Prada has done it again. The well-established fashion house graced the Milan Fashion Week catwalk with some stunning new designs for this Autumn/Winter. Think 1950’s, with an edgy twist. The collection is named ‘Who’s That Woman?’ Featuring tweed separates, beaded detailing, fur coats and a whole lotta leather, this is as assorted as collections come. Muiccia Prada stated, ‘I wanted things to look a bit destroyed.
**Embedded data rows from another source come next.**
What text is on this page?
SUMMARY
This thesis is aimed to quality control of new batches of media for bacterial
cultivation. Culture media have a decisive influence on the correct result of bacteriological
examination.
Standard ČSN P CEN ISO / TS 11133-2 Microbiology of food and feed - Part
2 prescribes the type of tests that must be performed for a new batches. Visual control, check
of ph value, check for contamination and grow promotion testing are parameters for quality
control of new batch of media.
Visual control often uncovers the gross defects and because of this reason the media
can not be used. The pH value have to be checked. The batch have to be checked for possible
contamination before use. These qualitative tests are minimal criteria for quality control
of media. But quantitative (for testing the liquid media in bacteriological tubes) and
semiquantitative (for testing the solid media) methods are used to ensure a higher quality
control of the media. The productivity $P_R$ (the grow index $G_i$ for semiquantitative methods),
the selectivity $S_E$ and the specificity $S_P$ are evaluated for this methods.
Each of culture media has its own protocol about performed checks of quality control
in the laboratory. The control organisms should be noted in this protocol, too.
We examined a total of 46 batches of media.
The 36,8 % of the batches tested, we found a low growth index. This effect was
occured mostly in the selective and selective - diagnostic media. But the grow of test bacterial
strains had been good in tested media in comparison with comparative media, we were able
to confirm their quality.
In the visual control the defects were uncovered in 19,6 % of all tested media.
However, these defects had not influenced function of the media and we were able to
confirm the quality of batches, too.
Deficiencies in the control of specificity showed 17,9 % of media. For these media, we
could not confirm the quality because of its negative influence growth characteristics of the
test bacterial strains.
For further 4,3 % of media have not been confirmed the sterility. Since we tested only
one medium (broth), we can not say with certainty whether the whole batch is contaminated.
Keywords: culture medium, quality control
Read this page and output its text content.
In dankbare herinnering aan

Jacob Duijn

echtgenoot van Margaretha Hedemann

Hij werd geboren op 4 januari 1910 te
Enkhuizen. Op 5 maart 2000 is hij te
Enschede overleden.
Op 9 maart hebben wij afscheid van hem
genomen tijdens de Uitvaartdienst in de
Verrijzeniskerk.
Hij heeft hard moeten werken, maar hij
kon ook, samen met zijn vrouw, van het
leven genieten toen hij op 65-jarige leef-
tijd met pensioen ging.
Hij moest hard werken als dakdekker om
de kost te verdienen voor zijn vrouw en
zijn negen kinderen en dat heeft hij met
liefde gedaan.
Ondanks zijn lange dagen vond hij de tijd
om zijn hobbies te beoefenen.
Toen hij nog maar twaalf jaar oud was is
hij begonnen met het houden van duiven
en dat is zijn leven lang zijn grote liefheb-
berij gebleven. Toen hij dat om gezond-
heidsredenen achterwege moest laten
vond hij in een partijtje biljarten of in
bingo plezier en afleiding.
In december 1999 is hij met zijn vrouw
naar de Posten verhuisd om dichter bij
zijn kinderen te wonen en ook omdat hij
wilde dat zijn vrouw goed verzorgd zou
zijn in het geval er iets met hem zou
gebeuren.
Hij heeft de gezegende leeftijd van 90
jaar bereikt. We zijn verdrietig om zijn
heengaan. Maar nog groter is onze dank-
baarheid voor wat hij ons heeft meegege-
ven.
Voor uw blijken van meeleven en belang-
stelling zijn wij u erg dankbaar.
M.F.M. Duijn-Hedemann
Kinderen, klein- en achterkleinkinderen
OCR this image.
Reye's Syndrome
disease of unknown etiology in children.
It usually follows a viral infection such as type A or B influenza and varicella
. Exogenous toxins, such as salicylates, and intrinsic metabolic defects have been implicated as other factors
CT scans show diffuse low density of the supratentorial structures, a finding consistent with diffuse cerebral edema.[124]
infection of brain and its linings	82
You can’t look too feminine, be too romantic.’ And although I personally like to embrace femininity (in garments, at least), this collection is refreshingly different and diverse, making there something for everyone (everyone with a couture winning bank balance, that is).
Images from Vogue.
Fit-and-flare shapes play a big part in the collection, as well as the distinctive gauntlet sleeves and ridiculously high platforms. The overall make up look consisted of berry toned lips, a fresh base paired with some definition around the eyes, not forgetting the wet hair models sported, in which I’m not so much a fan of. However, this is Prada, there’s bound to be many a reasoning and meaning to every element in the collection. Many sources have linked this to be a response to the current political climate in Italy, though what ever the reason there’s definitely a feeling of an incomplete look from beginning to end with an array of off-the-shoulder jackets and staggered hemlines. Although the collection may not be one of the most ground breaking for the colder seasons (see the full collection here), it really does make me – and no doubt many others – ask the anticipated yet expected question, who is that woman?